What you probably need in your case (if downtime is so critical for you) is a cluster with HA/replication. That way your downtime will be minimal.
 
  • Like
Reactions: Kingneutron
in most cases, just thinking about "what would happen to this system if power was lost" is enough - if you don't break out in a sweat thinking about losing days of not-persisted work that just lives in memory, or are using some file system that can potentially die completely in such an event, then you are most likely fine with the level of consistency snapshot mode backups provide. a compromise might be to use snapshot mode during the week, and stop mode once over the weekend (or whatever schedule makes sense for your work load). note that with PBS, stop mode backup comes with the downside of clearing the dirty bitmap and thus requiring a full read of the VM data for that backup run.
 
Thanks for the ideas.

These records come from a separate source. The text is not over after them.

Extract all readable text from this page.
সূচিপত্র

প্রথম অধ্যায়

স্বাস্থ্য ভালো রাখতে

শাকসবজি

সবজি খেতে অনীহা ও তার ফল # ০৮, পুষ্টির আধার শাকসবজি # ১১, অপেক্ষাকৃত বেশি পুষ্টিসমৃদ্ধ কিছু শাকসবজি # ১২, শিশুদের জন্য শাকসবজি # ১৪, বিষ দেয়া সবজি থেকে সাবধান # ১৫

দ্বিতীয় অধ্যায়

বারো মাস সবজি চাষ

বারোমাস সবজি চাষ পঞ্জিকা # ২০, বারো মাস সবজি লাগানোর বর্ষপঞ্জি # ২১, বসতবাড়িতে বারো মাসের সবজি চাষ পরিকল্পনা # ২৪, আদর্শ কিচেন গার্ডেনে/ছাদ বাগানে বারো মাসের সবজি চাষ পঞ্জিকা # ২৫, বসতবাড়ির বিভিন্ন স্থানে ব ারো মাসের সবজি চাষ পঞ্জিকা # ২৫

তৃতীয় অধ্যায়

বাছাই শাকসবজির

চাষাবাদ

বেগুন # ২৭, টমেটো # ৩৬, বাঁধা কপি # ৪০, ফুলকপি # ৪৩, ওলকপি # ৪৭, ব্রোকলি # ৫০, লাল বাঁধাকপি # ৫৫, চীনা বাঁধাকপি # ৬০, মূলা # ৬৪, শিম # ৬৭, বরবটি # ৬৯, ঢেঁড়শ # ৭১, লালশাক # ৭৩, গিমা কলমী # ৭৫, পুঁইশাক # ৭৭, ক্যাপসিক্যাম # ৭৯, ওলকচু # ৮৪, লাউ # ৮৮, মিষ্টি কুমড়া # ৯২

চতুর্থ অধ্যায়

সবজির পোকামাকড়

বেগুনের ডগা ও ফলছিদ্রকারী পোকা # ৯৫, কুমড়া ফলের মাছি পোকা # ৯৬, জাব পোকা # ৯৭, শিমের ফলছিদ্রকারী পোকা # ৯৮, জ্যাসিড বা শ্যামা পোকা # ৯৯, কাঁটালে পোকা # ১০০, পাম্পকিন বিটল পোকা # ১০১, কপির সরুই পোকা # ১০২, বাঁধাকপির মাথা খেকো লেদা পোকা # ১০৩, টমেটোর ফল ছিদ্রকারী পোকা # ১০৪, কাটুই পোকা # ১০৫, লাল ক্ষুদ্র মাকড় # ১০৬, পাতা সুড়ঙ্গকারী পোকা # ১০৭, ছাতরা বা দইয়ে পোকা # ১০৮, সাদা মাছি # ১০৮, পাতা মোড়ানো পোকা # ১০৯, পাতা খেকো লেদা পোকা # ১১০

I'm currently thinking about the best strategy to achieve my goal and will test a few things to understand the runtime of each process.

Regardless of that, I have a dependency issue with my backup using the "Stop" mode. My VM "SRV01" hosts all data (music, movies, etc.) as well as the entire Active Directory (DHCP, DNS, users, groups, shares, etc.). The VM "MEDIA02" runs Streammaster for IPTV and Jellyfin (streaming server). This VM mounts the data (shares) from SRV01 via SMB.

The VM "SRV01" takes about 1:45 h for a backup in "Stop" mode. The VM "MEDIA02" takes 15 minutes. This creates a situation where MEDIA02 starts up after completing its backup while SRV01 is still busy with its own backup. This causes issues with Jellyfin, as it sometimes performs an automatic media scan or removes tracks from playlists if it can't find them.

Is there a way in PVE to define dependencies, such as:

  • Stop VM 103 (MEDIA02) first
  • Then stop VM 100 (SRV01)
  • Perform the backup for both VMs
  • Start VM 103 only after VM 100 is running again
?
 
for VMs, the downtime for stop mode backups is actually quite short:
- shutdown VM
- start VM paused
- start backup
- resume VM and allow it to boot up
- backup runs until completion

are you maybe talking about containers? there, stop mode backup will actually stop the container for the full duration of the backup.. (for containers, the difference between snapshot and suspend is also a lot bigger, and if your storage supports snapshots, snapshot mode is a lot more efficient/faster and has way less downtime).
 
  • Like
Reactions: Kingneutron
> Since the system also runs a TV server and a streaming server for external users, I have the problem that scheduling a backup that requires stopping the VM is difficult. There are people who listen to music or watch TV at night
> I already back up the working data inside the VMs

Look into clustering, and question how often these VMs really need a bare-metal backup if their OS internals don't change much. You could probably get away with weekly or every other week with a backup at e.g. Sunday 4am.

You didn't mention if you have Proxmox Backup Server implemented - if not, look into it. Take advantage of dedup and dirty bitmaps.